Researchers at the Hong Kong Polytechnic University(PolyU) have built an AI agent that can understand hours-long videos by copying how humans think. The breakthrough could transform how artificial intelligence analyzes surveillance footage, sports broadcasts, and entertainment content. Current AI models struggle with videos longer than 15 minutes, but VideoMind processes content lasting nearly 30 minutes while using far less computing power than existing systems. The team has made their research open source and submitted findings to leading AI conferences worldwide.
How VideoMind Mimics Human Video Understanding?
VideoMind works by assigning four distinct roles that mirror human thought processes when watching videos. The Planner coordinates tasks for each question asked. The Grounder finds relevant moments in the footage. The Verifier double-checks information accuracy and picks the most reliable segments. Finally, the Answerer creates responses based on what it observed.

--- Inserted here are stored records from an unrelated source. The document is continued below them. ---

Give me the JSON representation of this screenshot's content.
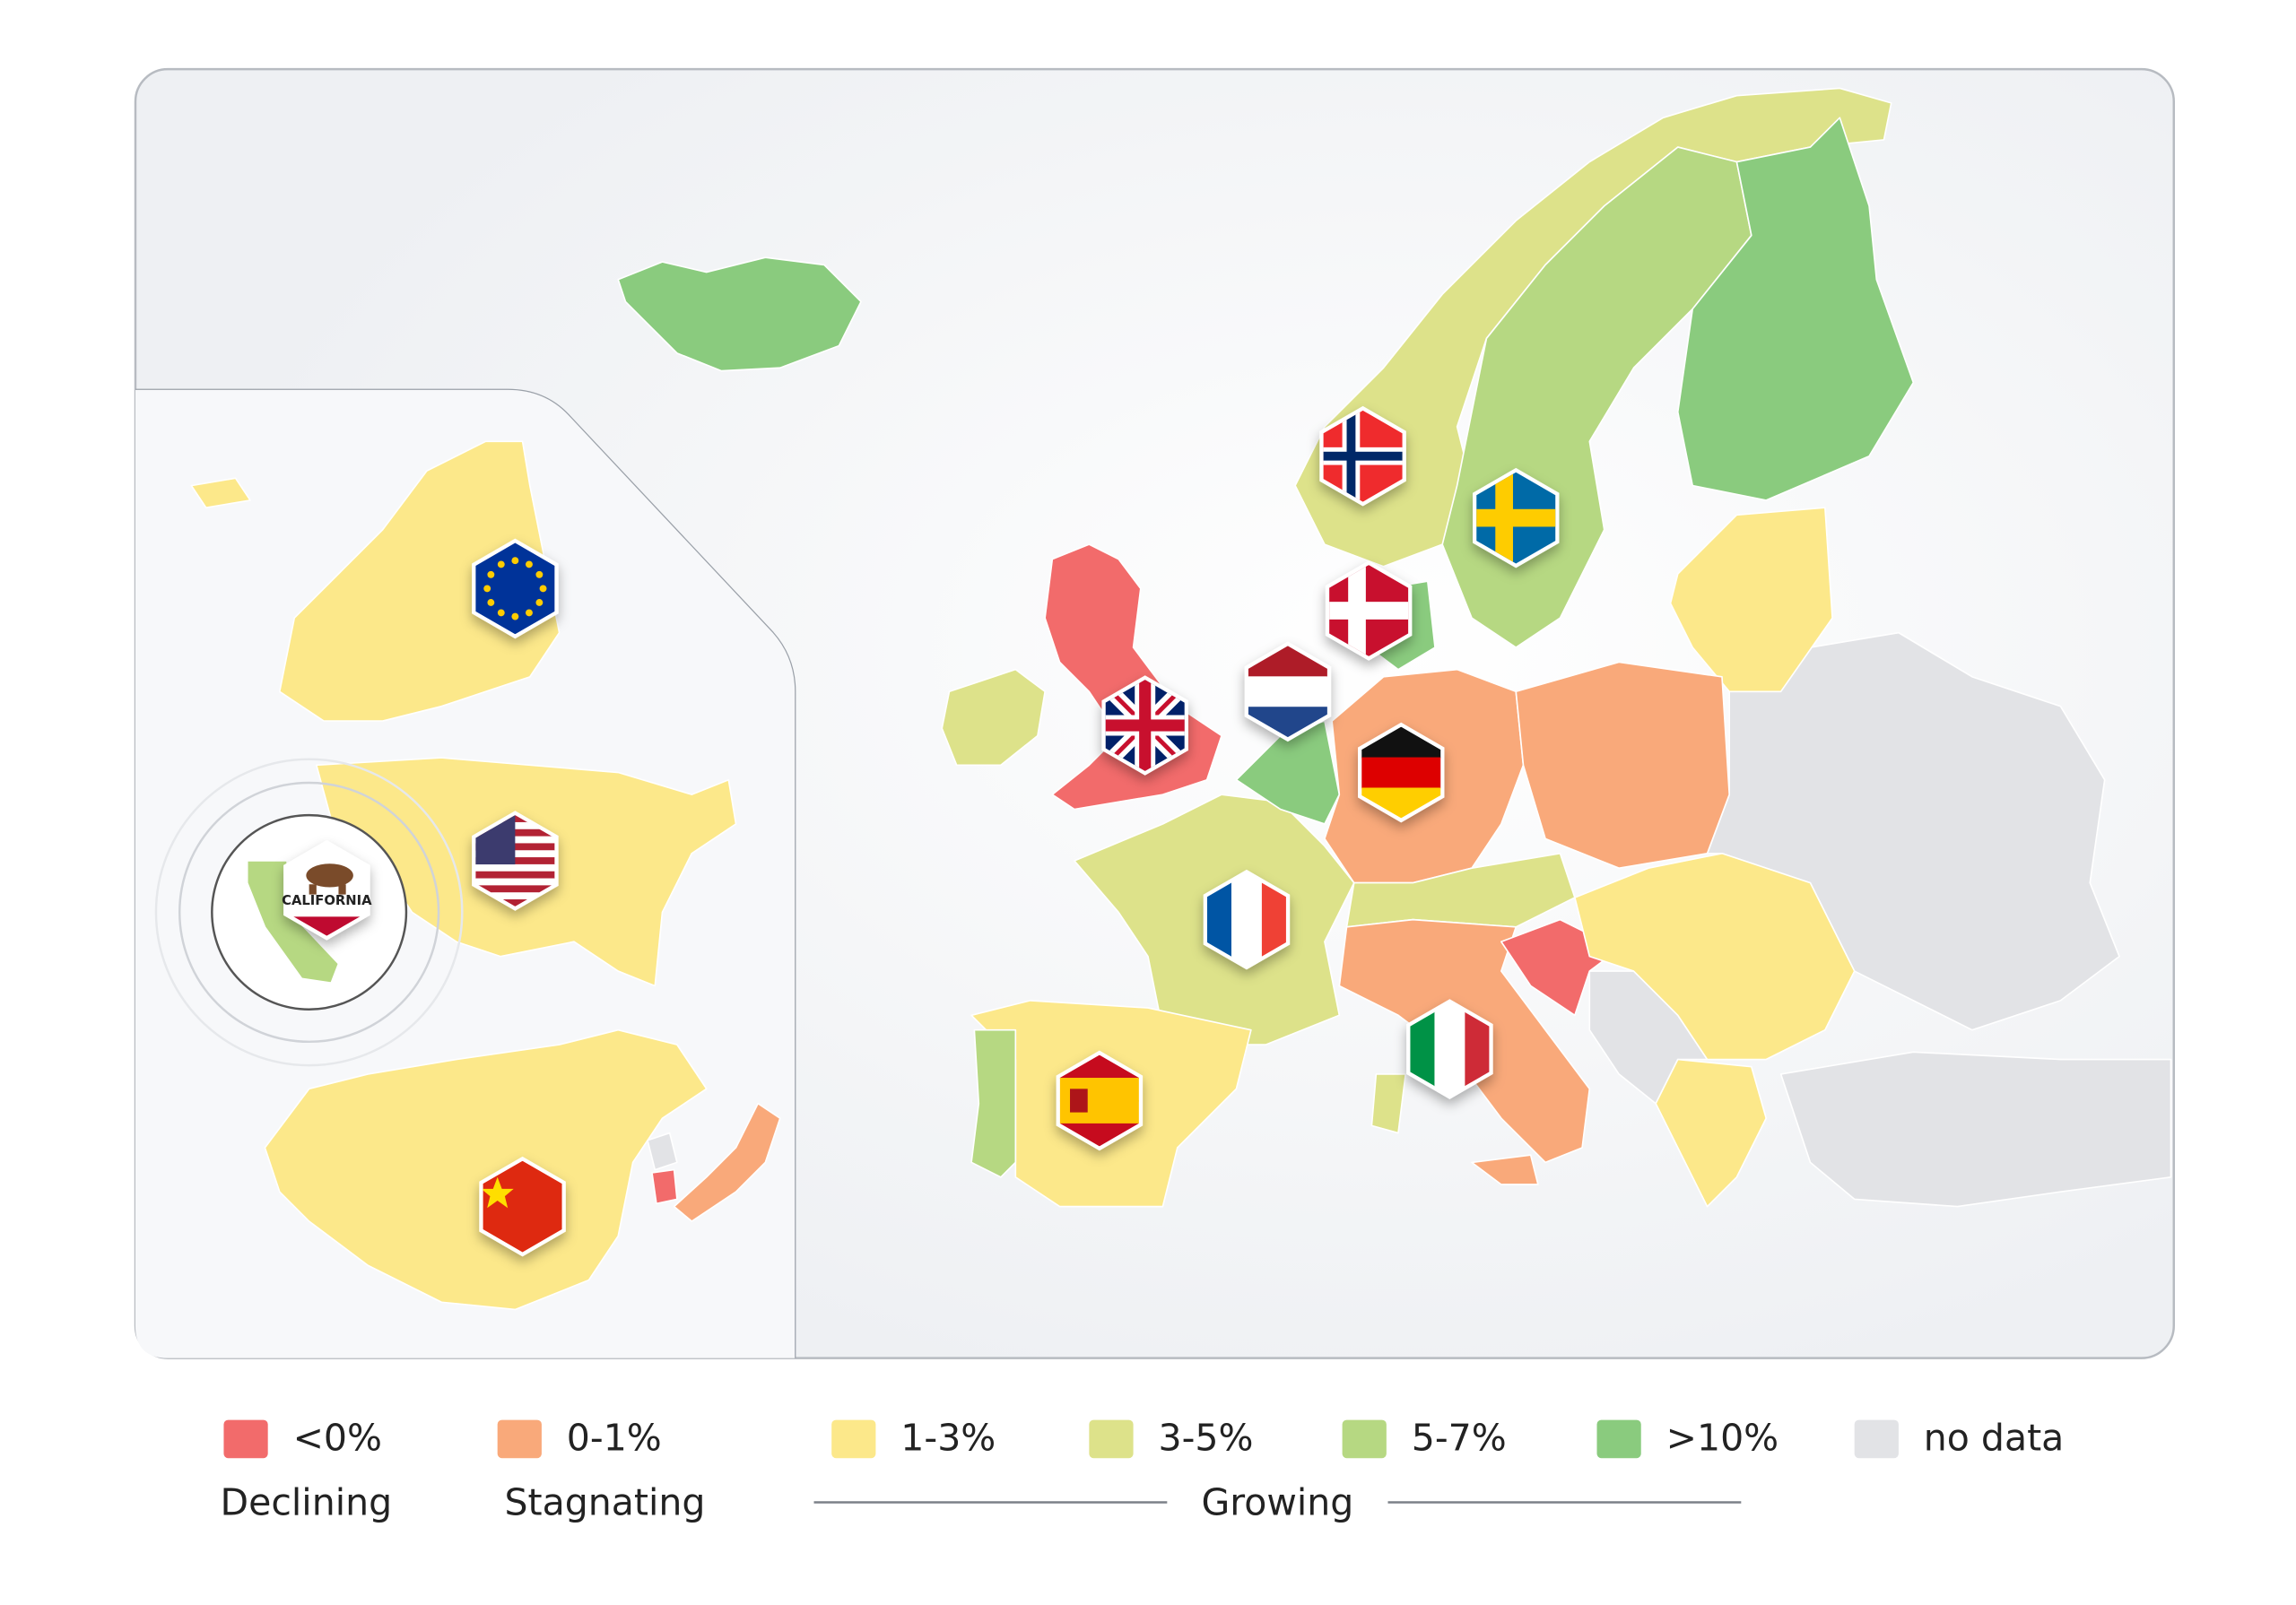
{
  "legend": {
    "items": [
      {
        "label": "<0%",
        "color": "#f26b6b"
      },
      {
        "label": "0-1%",
        "color": "#f9a97a"
      },
      {
        "label": "1-3%",
        "color": "#fce88a"
      },
      {
        "label": "3-5%",
        "color": "#dde28a"
      },
      {
        "label": "5-7%",
        "color": "#b6d882"
      },
      {
        "label": ">10%",
        "color": "#8acb7e"
      },
      {
        "label": "no data",
        "color": "#e2e3e6"
      }
    ],
    "groups": [
      "Declining",
      "Stagnating",
      "Growing"
    ]
  },
  "inset": {
    "badge_label": "CALIFORNIA"
  }
}
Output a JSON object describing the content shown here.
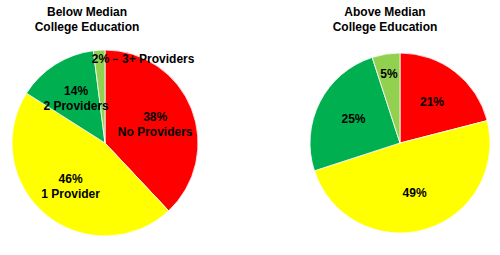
{
  "chart_data": [
    {
      "type": "pie",
      "title": "Below Median College Education",
      "categories": [
        "No Providers",
        "1 Provider",
        "2 Providers",
        "3+ Providers"
      ],
      "values": [
        38,
        46,
        14,
        2
      ],
      "value_labels": [
        "38%",
        "46%",
        "14%",
        "2%"
      ],
      "colors": [
        "#ff0000",
        "#ffff00",
        "#00b050",
        "#92d050"
      ],
      "data_labels": true
    },
    {
      "type": "pie",
      "title": "Above Median College Education",
      "values": [
        21,
        49,
        25,
        5
      ],
      "value_labels": [
        "21%",
        "49%",
        "25%",
        "5%"
      ],
      "colors": [
        "#ff0000",
        "#ffff00",
        "#00b050",
        "#92d050"
      ],
      "data_labels": true
    }
  ]
}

“Humans switch among different thinking modes when understanding videos: breaking down tasks, identifying relevant moments, revisiting these to confirm details, and synthesizing their observations into coherent answers,” said Prof. Changwen Chen, who leads the research team. The system uses a technique called Chain-of-Low-Rank Adaptation, which lets one AI model handle all four roles instead of running separate programs. This approach cuts down on memory and processing needs while maintaining accuracy.
VideoMind Outperforms Major AI Systems in Tests
The researchers tested VideoMind against top AI models, including GPT-4o and Gemini 1.5 Pr,o across 14 different benchmarks. VideoMind achieved better accuracy in challenging tasks involving videos that averaged 27 minutes long. Even the smaller version with 2 billion parameters matched the performance of much larger 7 billion parameter models from competitors.
The team designed VideoMind to address a major problem in AI development: excessive power consumption. While human brains use just 25 watts of power for complex video understanding, supercomputers with equivalent capabilities consume millions of times more energy. VideoMind’s efficient design offers a practical solution to this bottleneck. The framework builds on Qwen2-VL, an existing open-source model, making it accessible to researchers and companies without massive computing budgets. This democratizes advanced video analysis capabilities that were previously available only to tech giants with unlimited resources.
Future Applications Could Reshape Video Analysis
VideoMind represents more than just a technical achievement, it opens doors to practical applications across multiple industries. The researchers envision the technology powering intelligent surveillance systems that can spot unusual activities in real-time, sports analysis tools that break down game footage automatically, and video search engines that understand content rather than just relying on titles and tags.
Prof. Chen emphasized the broader impact: “VideoMind not only overcomes the performance limitations of AI models in video processing, but also serves as a modular, scalable and interpretable framework.” The open-source approach means developers worldwide can build upon this foundation, potentially accelerating innovation in video understanding across countless applications that haven’t been imagined yet.